Les champs d’au loin qui continu
Les foins les faire avant la crue
Ses membres endoloris de plus en plus
Sans se plaindre malgré elle continu.

L’étable à nettoyer
Les vaches à tirer
Les œufs à ramasser
Et après, elle pouvait déjeuner

Les labeurs au quotidien
S’invitant dans ses reins
Mais elle savait que cela ne sera pas son destin
Car un jour oui, elle se prendra en main.

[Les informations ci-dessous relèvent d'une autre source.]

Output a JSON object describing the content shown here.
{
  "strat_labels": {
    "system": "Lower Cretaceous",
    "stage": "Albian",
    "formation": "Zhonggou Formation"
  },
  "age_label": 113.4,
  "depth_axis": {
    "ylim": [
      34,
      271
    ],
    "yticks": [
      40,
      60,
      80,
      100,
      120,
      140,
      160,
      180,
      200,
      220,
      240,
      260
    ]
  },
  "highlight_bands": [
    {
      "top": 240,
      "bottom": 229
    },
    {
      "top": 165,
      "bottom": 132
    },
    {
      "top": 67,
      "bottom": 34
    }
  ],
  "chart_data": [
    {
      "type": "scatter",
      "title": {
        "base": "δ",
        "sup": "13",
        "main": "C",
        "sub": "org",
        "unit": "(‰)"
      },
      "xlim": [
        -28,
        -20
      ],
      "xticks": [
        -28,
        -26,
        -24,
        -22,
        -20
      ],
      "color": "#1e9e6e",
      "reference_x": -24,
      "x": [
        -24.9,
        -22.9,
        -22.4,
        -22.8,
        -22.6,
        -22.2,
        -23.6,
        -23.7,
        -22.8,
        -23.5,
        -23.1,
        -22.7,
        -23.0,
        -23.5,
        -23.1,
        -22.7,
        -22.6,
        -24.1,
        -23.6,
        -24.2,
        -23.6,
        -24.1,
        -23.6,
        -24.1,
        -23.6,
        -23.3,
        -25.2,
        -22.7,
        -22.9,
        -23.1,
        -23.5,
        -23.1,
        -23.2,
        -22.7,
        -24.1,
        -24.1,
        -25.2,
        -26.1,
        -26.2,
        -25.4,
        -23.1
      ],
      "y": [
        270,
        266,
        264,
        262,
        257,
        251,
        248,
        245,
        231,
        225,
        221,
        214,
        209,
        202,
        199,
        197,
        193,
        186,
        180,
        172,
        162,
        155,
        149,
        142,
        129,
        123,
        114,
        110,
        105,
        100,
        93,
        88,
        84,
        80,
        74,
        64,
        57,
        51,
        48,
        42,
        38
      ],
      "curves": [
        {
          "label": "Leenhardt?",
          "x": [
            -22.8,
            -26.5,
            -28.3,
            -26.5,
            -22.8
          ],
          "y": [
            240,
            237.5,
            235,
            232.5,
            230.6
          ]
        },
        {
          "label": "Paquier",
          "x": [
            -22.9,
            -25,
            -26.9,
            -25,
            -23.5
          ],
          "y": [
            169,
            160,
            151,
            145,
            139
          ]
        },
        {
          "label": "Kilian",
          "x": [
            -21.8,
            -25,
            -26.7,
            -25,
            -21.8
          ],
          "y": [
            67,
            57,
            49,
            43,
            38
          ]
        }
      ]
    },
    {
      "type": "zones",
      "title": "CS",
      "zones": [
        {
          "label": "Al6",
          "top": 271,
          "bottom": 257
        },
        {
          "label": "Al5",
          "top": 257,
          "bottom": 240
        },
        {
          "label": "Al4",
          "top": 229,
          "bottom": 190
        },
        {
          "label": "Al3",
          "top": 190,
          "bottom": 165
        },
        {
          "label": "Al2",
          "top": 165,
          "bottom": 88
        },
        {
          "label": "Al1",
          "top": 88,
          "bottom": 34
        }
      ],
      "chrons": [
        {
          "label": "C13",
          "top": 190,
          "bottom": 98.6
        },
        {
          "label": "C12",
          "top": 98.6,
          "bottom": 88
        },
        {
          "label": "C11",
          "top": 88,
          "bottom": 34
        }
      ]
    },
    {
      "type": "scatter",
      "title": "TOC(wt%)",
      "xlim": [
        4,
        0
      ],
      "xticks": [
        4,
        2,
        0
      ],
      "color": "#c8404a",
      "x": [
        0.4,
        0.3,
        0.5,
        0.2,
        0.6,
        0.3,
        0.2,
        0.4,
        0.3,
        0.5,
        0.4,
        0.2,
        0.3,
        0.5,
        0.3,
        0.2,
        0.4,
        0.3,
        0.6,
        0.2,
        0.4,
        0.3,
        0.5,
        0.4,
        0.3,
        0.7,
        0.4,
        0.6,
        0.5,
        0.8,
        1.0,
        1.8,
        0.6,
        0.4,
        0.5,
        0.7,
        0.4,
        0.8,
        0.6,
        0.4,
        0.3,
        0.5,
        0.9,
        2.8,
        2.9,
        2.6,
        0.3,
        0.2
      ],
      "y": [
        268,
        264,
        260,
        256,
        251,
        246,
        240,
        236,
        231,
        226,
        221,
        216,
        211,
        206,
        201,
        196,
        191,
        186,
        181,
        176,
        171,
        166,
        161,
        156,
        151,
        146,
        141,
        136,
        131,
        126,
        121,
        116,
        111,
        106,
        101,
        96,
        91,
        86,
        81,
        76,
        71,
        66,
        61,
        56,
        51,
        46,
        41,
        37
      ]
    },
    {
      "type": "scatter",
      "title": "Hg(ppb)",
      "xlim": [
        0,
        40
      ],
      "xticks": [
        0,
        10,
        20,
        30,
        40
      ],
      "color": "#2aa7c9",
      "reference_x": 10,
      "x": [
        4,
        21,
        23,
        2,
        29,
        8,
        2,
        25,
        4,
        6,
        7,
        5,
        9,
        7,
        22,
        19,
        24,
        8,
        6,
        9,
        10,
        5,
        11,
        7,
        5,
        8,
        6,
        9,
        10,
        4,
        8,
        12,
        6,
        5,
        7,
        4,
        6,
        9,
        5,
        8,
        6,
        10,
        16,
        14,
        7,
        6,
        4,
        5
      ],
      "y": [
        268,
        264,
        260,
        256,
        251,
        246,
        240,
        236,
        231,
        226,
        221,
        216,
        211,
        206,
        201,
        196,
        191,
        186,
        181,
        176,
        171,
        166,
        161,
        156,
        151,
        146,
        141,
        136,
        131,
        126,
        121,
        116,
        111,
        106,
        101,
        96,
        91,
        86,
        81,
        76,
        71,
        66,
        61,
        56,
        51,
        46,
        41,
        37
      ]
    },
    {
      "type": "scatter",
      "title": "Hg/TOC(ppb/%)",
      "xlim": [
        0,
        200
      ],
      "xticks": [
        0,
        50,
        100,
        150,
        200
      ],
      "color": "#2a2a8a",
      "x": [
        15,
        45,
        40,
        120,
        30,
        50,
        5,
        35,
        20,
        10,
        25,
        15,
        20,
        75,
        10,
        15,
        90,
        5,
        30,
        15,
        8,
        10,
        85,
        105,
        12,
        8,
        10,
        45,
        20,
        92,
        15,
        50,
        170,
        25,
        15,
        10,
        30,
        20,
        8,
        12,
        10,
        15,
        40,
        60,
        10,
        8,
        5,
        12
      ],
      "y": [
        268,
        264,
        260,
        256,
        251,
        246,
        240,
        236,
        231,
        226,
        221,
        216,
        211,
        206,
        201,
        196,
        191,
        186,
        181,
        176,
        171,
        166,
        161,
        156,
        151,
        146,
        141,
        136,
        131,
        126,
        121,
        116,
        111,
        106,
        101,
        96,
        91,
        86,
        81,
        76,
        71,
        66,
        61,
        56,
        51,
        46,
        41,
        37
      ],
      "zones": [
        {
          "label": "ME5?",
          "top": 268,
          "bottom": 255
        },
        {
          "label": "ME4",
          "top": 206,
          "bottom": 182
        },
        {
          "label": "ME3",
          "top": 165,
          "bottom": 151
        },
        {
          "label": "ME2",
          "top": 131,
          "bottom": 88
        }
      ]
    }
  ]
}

Sur cette terre des hommes
Même si elle n’était qu’une fille en somme
Dur elle travaillait tout comme
Même si s’était pour elle un travail hors-norme.

Un jour à son père elle avait demandé
Cinq piastres pour un dictionnaire s’acheter
Et pour le rembourser
Elle devait encore et encore pour lui travailler.

Ceci était un court résumé
De ses souvenirs de ses vacances d’été
À tous les soirs, son repas bien mérité
Avant d’aller faire un mot croisé.

La seule façon de la maison de s’évader
Était de continuer à espérer
D’avoir un jour la chance de rencontrer
Un homme pour l’épouser.

Après bien des années
Parfois encore à y penser
Sans regrets derrière elle, laissé
De cette terre des hommes encore à se rappeler.

S’était la façon de son père de lui enseigner
L’importance d’un dollar si dur gagné
Et d’y penser deux fois avant de le dépenser
Au fil des ans elle avait un peu économisé.

Aujourd’hui d’un âge respecté
Ses souvenirs parfois à toussoter
De sa vie d’un peu à en profiter
Ici et là à voyager.

Ou bien au Tim d’à côté
À boire un bon café
Amicalement avec moi Renay
Pendant ses souvenirs me les conter.